Imaginemos o caso estapafúrdio em que Mary, uma cientista, cresceu e
aprendeu tudo sobre a neurofisiologia da visão em um quarto cujos
objetos eram pintados apenas em tons de cinza. Através de livros e de
uma televisão com imagens em preto e branco, ela foi instruída sobre como
diferentes comprimentos de onda excitam o cérebro e nos fazem proferir
frases que descrevem uma variedade de cores – cores que ela jamais viu.
Mesmo com seu vasto conhecimento em neurofisiologia da visão, poderia
Mary aprender algo mais sobre as cores ao sair de seu quarto? Frank Jackson (1982), autor do
"Argumento do Conhecimento", conclui que Mary estaria
conhecendo coisas novas ao experimentar o azul do céu e a vermelhidão dos
tomates. Jackson, para quem o fisicalismo é incompleto, lembra-nos de
que as ciências do cérebro não conseguem descrever "o caráter doloroso
das dores, o caráter de coceira das coceiras, as pontadas de inveja ou a
experiência característica de provar um limão, sentir o cheiro de uma
rosa, ouvir um barulho ou ver o céu". As experiências sensoriais, ou os qualia, não poderiam ser contempladas em uma teoria neurobiológica da consciência. Um pecado.
Thomas Nagel (1974) desenvolveu um argumento diferente para defender ideias semelhantes. Em seu artigo "Como é ser um morcego?", ele afirmou que o fato de um neurocientista conhecer os mecanismos neurais envolvidos na ecolocalização dos morcegos não o permite saber como é ter a experiência de se orientar pelo sonar – ou, de forma mais geral, de como é ser um morcego. O ponto de vista de um morcego, ou a experiência de ser um morcego, não pode ser reduzida a eventos neurobiológicos. Em tom de pessimismo, Nagel aponta que a consciência "faz do problema da relação mente-corpo um problema verdadeiramente intratável".

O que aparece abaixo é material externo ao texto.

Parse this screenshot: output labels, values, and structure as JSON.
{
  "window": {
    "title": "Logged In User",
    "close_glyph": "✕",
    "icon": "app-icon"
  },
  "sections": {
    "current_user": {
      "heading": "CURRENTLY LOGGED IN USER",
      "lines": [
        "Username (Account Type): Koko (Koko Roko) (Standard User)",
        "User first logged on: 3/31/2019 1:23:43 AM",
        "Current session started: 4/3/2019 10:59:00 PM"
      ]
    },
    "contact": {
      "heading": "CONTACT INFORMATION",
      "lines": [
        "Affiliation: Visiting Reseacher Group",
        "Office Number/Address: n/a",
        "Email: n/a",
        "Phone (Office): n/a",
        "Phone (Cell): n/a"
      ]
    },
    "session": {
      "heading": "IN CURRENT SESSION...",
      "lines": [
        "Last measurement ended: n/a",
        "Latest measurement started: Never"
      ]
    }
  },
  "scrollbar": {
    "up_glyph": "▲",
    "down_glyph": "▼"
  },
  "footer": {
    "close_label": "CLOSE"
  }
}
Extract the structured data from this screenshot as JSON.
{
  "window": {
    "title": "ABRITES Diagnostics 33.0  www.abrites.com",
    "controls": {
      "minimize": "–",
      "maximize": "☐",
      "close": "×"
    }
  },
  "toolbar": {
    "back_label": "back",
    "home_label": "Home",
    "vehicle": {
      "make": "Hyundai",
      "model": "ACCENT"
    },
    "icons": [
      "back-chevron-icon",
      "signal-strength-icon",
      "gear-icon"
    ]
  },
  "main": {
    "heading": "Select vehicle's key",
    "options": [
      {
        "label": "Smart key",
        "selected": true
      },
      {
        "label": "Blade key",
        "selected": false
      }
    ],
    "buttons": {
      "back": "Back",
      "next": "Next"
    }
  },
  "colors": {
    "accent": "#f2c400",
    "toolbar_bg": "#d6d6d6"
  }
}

Vários outros filósofos dedicaram-se a atacar a cada vez mais popular tese de que "a mente é o cérebro". Mas, cabe ressaltar, essas objeções não estão necessariamente associadas à velha crença de que a mente é imaterial e o corpo, material. Seja lá como for, a experiência de ser um morcego não é imaterial, tal como a experiência de sermos nós mesmos não o é. Negarmos a equivalência de mente e cérebro não corresponde a ressuscitarmos o fantasma da máquina. Ao que parece, os paradoxos ontológicos em discussão derivam de um desencontro de perspectivas, quais sejam, a de primeira e a de terceira pessoas. Observar um indivíduo comendo um abacate não é o mesmo que ser um indivíduo comendo um abacate. A perspectiva do observador não abarca todas as propriedades da perspectiva daquele que se comporta, e isto não é resolvido ao descrevermos a cadeia de reações bioquímicas que parte dos receptores da língua e chega aos córtices sensoriais. Novamente, isso não quer dizer que o sabor e a textura do abacate sejam imateriais, e sim que eles não são idênticos aos eventos neurobiológicos.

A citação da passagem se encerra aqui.